Only ideals will sway him, it was said in Damascus as his reputation grew and he became known as a man of vision — the incorruptible one.
***
As a boy growing up with Arab ways, long before he became Halim, Yossi had dreamed of the fabled place known as Damascus, a source of myth and wonder from his childhood which would always exist beyond time and stone. An imaginary city to him, like Jerusalem.
Damascus the fair, city of many pillars, the pearl of the East and the gateway to Mecca, where for centuries the caravans of the faithful had set out on the haj to cross the desert. A city of many moods but known above all as el Fayha, the fragrant, from its innumerable gardens and orchards.
Astride its river at the foot of a mountain where it nestled against a harsh landscape, a transdesert route from antiquity at the confluence of Asia and Europe and Africa, which was unique even in the ancient Middle East.
For unlike any other city on earth, Damascus had never known obscurity in all its four thousand years of history. Instead, it had been preeminent to every empire that had ever held sway in the Fertile Crescent, Egyptian and Hittite and Babylonian and Assyrian, Persian and Greek and Roman and Arab, Seljuk and Mongol and Mameluke and Turkish.

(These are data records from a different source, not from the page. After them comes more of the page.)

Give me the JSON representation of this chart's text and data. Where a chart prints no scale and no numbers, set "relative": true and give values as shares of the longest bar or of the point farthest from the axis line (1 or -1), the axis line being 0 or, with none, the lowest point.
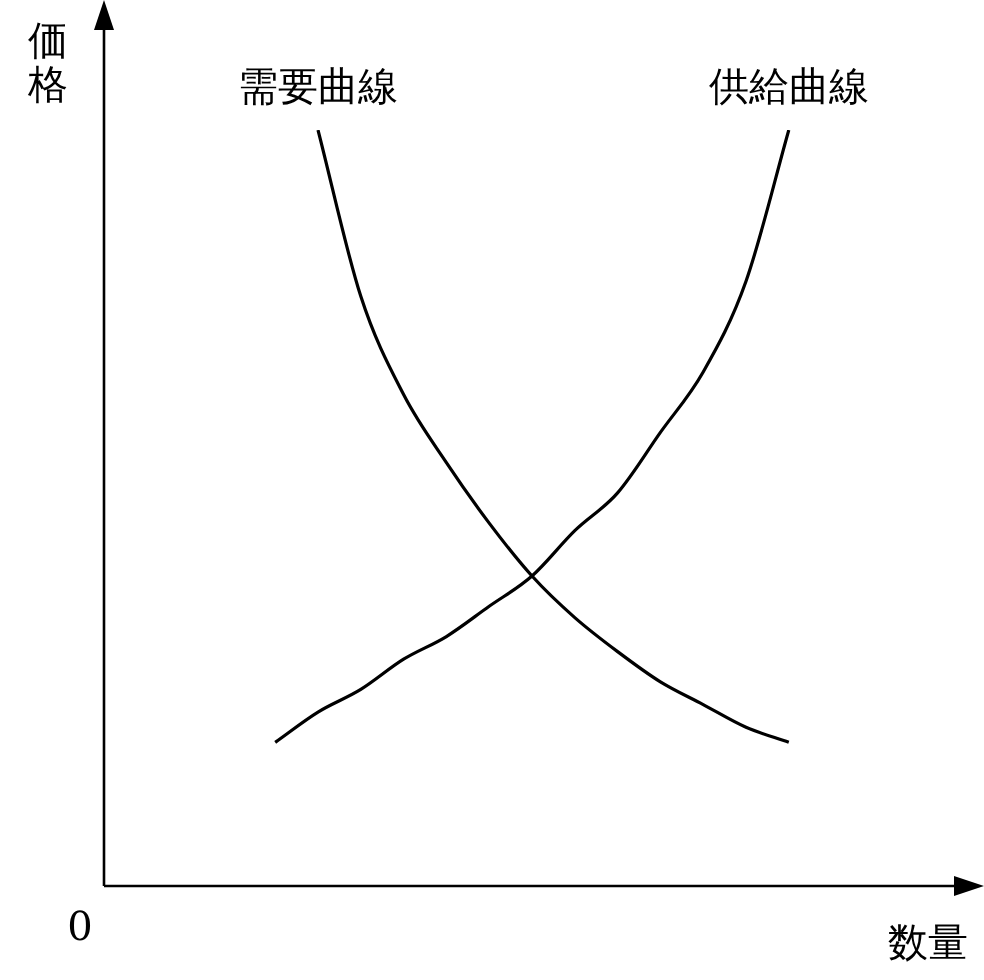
{
  "chart_data": {
    "type": "line",
    "relative": true,
    "ylabel": "価格",
    "xlabel": "数量",
    "annotations": [
      "0"
    ],
    "legend": false,
    "marker": "none",
    "line_style": "solid",
    "categories": [
      null,
      null,
      null,
      null,
      null,
      null,
      null,
      null,
      null,
      null,
      null,
      null,
      null,
      null,
      null,
      null,
      null,
      null,
      null,
      null,
      null
    ],
    "series": [
      {
        "name": "需要曲線",
        "color": "#000000",
        "values": [
          null,
          null,
          null,
          null,
          null,
          1.0,
          0.78,
          0.65,
          0.56,
          0.48,
          0.41,
          0.355,
          0.31,
          0.27,
          0.24,
          0.21,
          0.19,
          null,
          null,
          null,
          null
        ]
      },
      {
        "name": "供給曲線",
        "color": "#000000",
        "values": [
          null,
          null,
          null,
          null,
          0.19,
          0.23,
          0.26,
          0.3,
          0.33,
          0.37,
          0.41,
          0.47,
          0.52,
          0.6,
          0.68,
          0.8,
          1.0,
          null,
          null,
          null,
          null
        ]
      }
    ]
  }
}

Always important, forever destroyed and rebuilt, famous for its apricots and grapes and melons, its damask silk which was brought to Europe by the Crusaders and its figs and pistachios which the Romans transplanted around the Mediterranean as a far-flung gift from the Damascenes, worshipper once of Adad the storm-god and later a flourishing center of Christianity and Islam, holy to Christians because of the conversion of St. Paul and holy to Moslems as the burial site of Salah al-din, the great Kurdish warrior who defeated the Crusaders. With its luxuriant gardens and orchards, its old walled city to the south of the river and its new quarters to the north along shady avenues, the ancient beauty of Damascus reached back in history to the very birth of towns, recalling man's earliest dreams of an earthly paradise on the edge of the desert.

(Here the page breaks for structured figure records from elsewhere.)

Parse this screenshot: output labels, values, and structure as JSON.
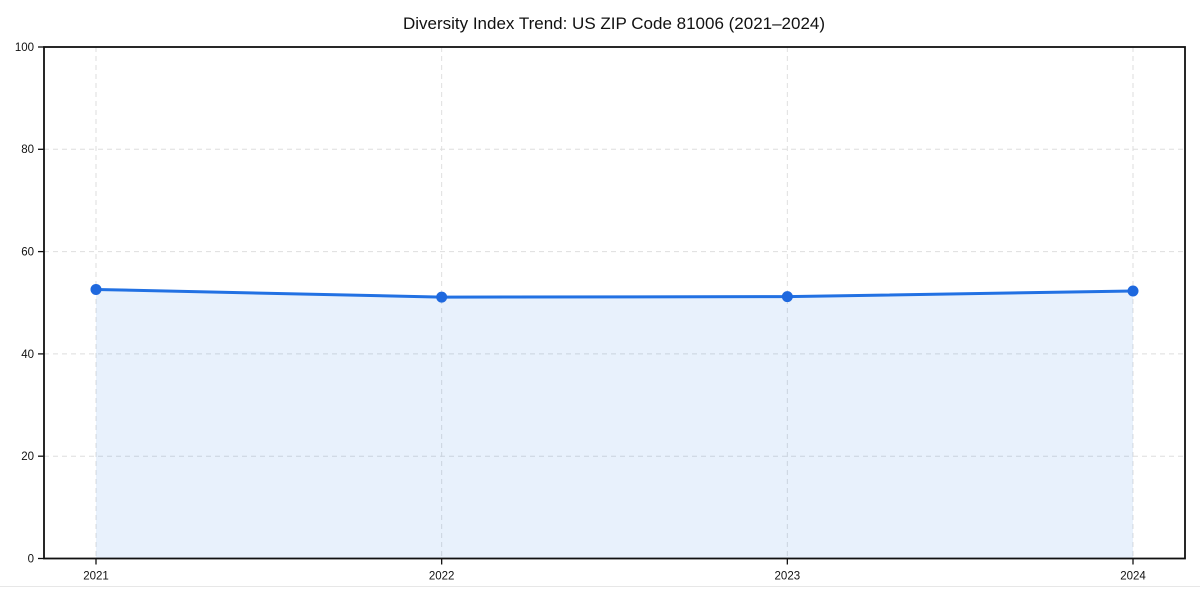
{
  "chart_data": {
    "type": "area",
    "title": "Diversity Index Trend: US ZIP Code 81006 (2021–2024)",
    "categories": [
      "2021",
      "2022",
      "2023",
      "2024"
    ],
    "series": [
      {
        "name": "Diversity Index",
        "values": [
          52.6,
          51.1,
          51.2,
          52.3
        ]
      }
    ],
    "xlabel": "",
    "ylabel": "",
    "ylim": [
      0,
      100
    ],
    "yticks": [
      0,
      20,
      40,
      60,
      80,
      100
    ],
    "grid": true,
    "grid_style": "dashed",
    "legend": false,
    "colors": {
      "line": "#2271e3",
      "marker": "#1e68de",
      "fill": "rgba(34,113,227,0.10)",
      "grid": "#dedede",
      "axis": "#111111",
      "text": "#111111",
      "background": "#ffffff"
    }
  }
}
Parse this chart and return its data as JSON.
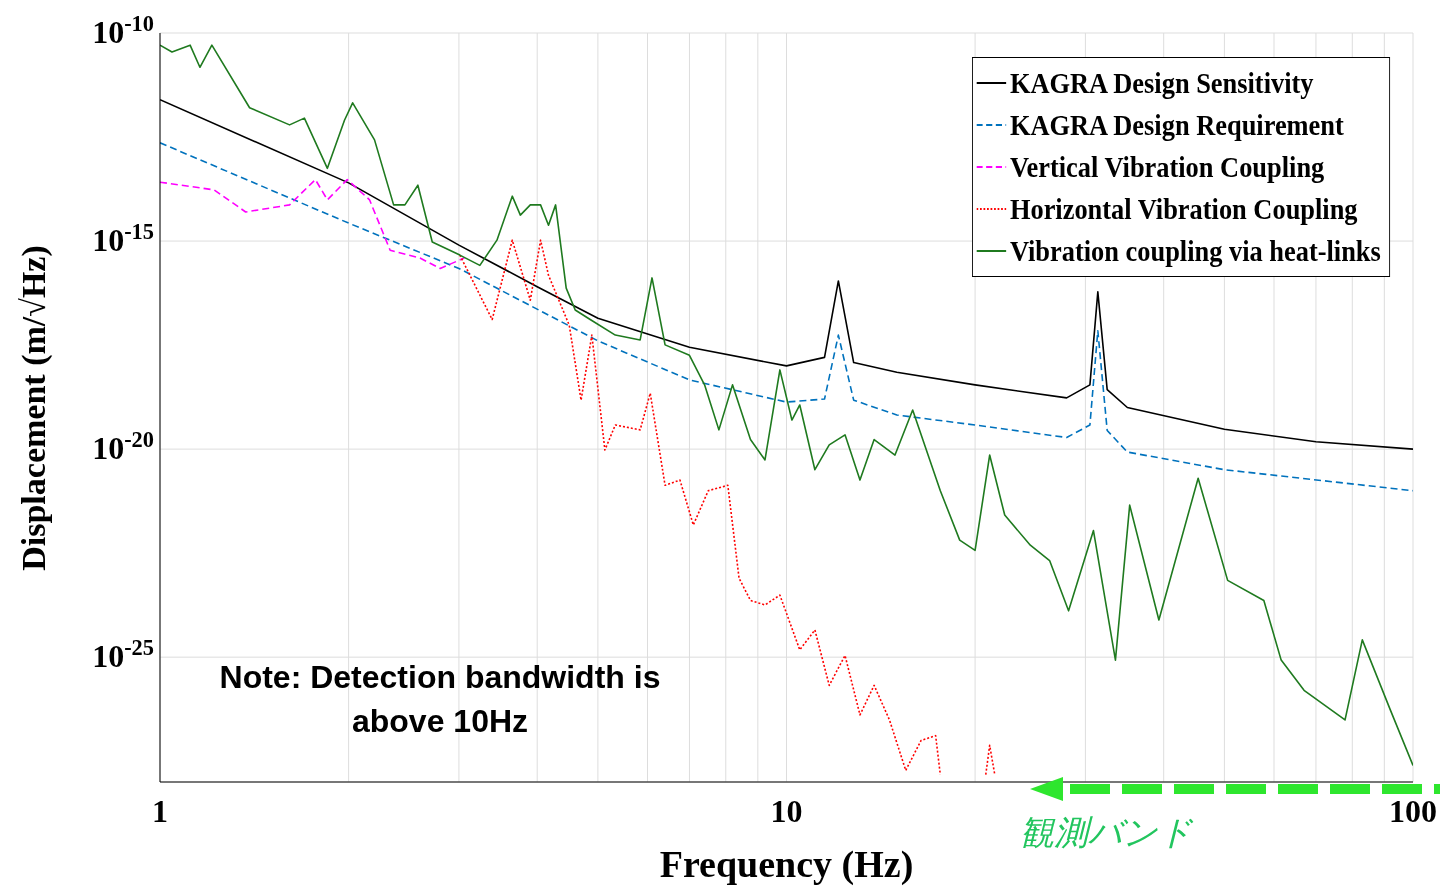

Halim loved the city and always felt these past worlds adding new dimensions to his life in Damascus, where the inhabitant's subtle sense of time also allowed him to find a place in his days for the distant persona of Yossi. Thus when Halim wished to strengthen himself by giving voice to his attachment to Tajar and the present, he talked to some Syrian friend about the kindly, thoughtful widower-cousin in Argentina who had given him his start in life and had taught him so much.